Earlier this month, we saw United States senators question Facebook CEO Mark Zuckerberg over the company’s handling of user data in the wake of the Cambridge Analytica data breach. 

Senators raised questions that touched on many different elements of the social network, but a common theme continued to surface: imposing regulations to protect user data. 

Senate Judiciary Chairman Chuck Grassley (R-IA) told Zuckerberg, “The industry needs to work with Congress to determine if and how we need to strengthen privacy standards to ensure transparency for billions of consumers. We can’t undo the damage that’s been done, but we can work together in setting new rules of the road for our data.”

While this reaction might seem like knee-jerk regulatory overkill, the European Union formalized their legal framework regarding data privacy and protection two years ago. The General Data Protection Regulation (GDPR) is a wide-sweeping data privacy action, going into effect on May 25, 2018.

For association executives, there are two key questions: Does it apply to me? And if so, what do I need to know?

Step one is to find an attorney who is familiar with the regulation (and ideally with your association) and can offer informed guidance on whether your organization needs to act.
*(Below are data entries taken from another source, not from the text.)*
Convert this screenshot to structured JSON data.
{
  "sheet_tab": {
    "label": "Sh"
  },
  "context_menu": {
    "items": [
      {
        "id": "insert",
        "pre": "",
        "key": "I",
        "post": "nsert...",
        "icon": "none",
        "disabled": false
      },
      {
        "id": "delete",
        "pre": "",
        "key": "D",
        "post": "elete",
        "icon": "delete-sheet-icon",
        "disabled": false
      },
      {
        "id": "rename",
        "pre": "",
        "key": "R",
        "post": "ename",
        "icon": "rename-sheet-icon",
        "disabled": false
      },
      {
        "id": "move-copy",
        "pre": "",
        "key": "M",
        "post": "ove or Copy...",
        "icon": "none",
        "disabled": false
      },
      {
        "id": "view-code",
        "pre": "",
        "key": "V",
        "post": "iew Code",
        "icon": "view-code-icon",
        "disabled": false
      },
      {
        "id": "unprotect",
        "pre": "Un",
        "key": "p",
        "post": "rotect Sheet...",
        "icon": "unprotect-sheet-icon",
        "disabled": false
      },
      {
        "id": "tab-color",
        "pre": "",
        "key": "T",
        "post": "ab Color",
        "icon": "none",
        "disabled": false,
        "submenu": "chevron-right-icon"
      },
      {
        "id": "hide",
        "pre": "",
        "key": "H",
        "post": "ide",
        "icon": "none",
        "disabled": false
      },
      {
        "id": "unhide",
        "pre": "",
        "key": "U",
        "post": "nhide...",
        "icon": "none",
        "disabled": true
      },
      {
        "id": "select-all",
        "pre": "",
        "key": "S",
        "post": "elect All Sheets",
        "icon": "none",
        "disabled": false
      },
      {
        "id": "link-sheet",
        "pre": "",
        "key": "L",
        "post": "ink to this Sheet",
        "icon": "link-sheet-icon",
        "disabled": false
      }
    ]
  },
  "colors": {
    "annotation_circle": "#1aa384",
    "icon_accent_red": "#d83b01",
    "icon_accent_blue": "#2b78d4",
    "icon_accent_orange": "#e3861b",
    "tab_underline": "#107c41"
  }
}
The regulation has 99 articles spread over 261 pages—that’s a lot of reading for a busy association executive to pore over and interpret. 

Taylor Mitchell, vice president of technology at the Auto Care Association, has been designated as our association’s GDPR compliance project lead. “The value of working with outside counsel on GDPR compliance is the focus and experience they bring,” Mitchell says. “They are also able to provide unbiased recommendations based on the risks to our organization.”

Although the compliance deadline is fast approaching, there are several steps that you can take to ensure that your association is ready for GDPR.

Of primary consideration is whether your association collects information about EU citizens or residents.  “The standard for applicability is whether you are present in or your products or services are offered for sale or subscription in the European Economic Area, the United Kingdom, or Switzerland,” says Bert Hogeman, principal with Promethean Legal. “It does not matter whether a fee is charged for the products or services.”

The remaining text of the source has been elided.